The central tower and its bosses. I want a coffee table book
that’s just a picture of each boss.
The organ in the quire. Beautifully carved wood.
Even the little wooden struts in the ceiling under the organ
have their own bosses.
The Organists of York Minster: the list goes back to the
1400s!
After the
Minster I stopped in a neat little bookshop and got a book about folklore of
the Lake District (and a couple others, I have been buying a lot of books).

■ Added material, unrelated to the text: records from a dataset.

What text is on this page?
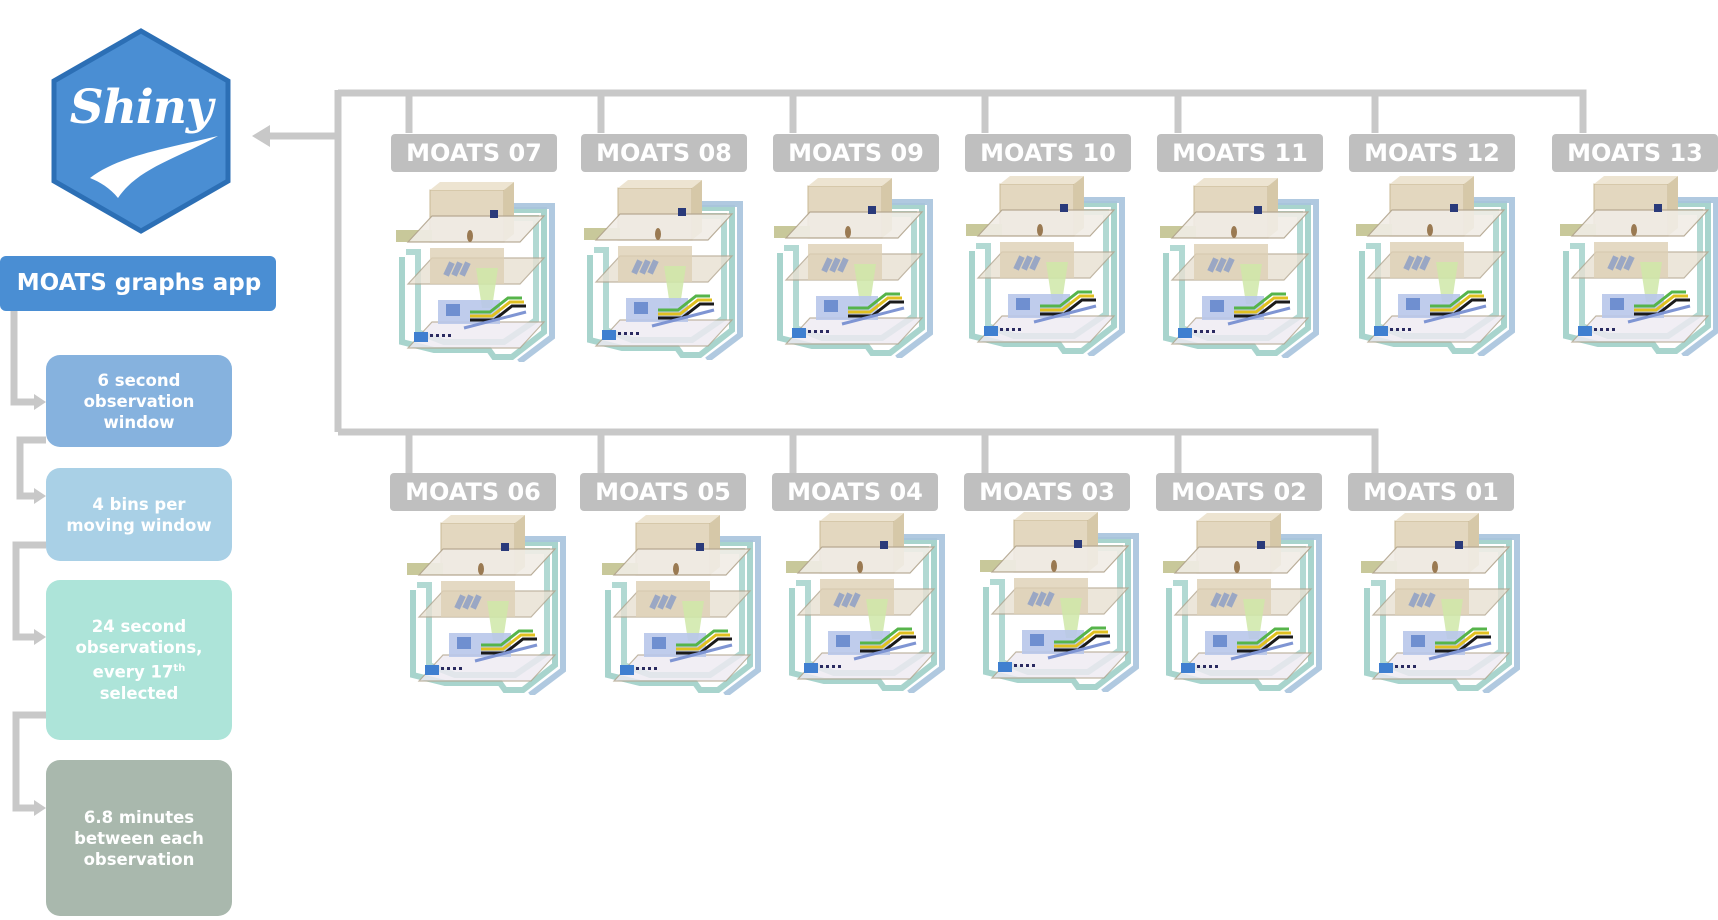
Shiny
MOATS graphs app
6 second
observation
window
4 bins per
moving window
24 second
observations,
every 17th
selected
6.8 minutes
between each
observation
MOATS 07	MOATS 08	MOATS 09	MOATS 10	MOATS 11	MOATS 12	MOATS 13
MOATS 06	MOATS 05	MOATS 04	MOATS 03	MOATS 02	MOATS 01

Then we headed back to check out of our hotel and visit a neat hardware store
and the adorable craft shop next door. I got some beautiful yarns made in
England from English sheep!
We picked up
the rental cars and drove to Fountains Abbey. It was fun riding on British
roads, it’s like a very mild thrill ride. Going around a roundabout to the
LEFT? Are the speed signs in miles or kilometers per hour? So exciting!
We reached
the Abbey after about an hour of exciting right-hand drive. The parking lot was
very pleasant, lots of little graveled bays with trees between each one. Quiet,
pretty, and much cooler than the typical lake of asphalt, I want to see if we
can get some of these in the States.
Then we
walked to the visitor center, got our maps and tickets, and headed off. This is
all on a huge park owned by the National Trust, and it’s got not only the Abbey
but also Studley Royal water gardens and a ton of wild space for deer and other
animals to live. It’s nice to know that not all of England is farmland. We
stuck to the main part, however, which was plenty.
Fountains
Abbey was founded in 1132 when thirteen monks were thrown out of St Mary’s
Abbey in York; they floated for a while until the Archbishop of York gave them
some land to settle on. They started with a small stone church which over the
next few hundred years expanded to the enormous structure whose remnants can be
seen today. Of course, Henry VIII had the place destroyed in the Dissolution of
the Monasteries, but what remains is still impressive. Some of it even has
ceilings!
The grounds
were massive, and part of the church buildings went over a stream, which was
really neat. There was a mill upstream a bit, with information on how they used
to grind flour, and the guide there told us about all the different sieves used
to sort the flour by fineness (the laborers got the flour so coarse it still
had rocks in it, while the abbot got the really fine stuff we’d probably
consider decent). It was an awe-inspiring area in general.
Connected to
the Abbey are the Studley Royal Water Gardens; these were owned and curated by
a Victorian gentleman who really liked the Abbey (but unfortunately it was on
his neighbor’s land). So he built up
these really nice gardens and ponds with viewpoints over to the Abbey so he and
his friends could all look at it anyway. His son was able to purchase the land
with the Abbey, and eventually it all ended up in the hands of the National
Trust.
View of the stream from a bridge. Over by the Abbey it looks like an actual stream, but in the Studley Royal gardens they wanted to control it a bit more.
We walked
back up to the gift shop, hoping to buy some of the things we saw and liked
when we bought tickets, but it had already closed! What strange tourist
attractions close the gift shop before they close the rest of the grounds? I
would have given them a lot more money if they had let me, but I suppose it’s a
good thing I couldn’t buy those books. I have waay too many already.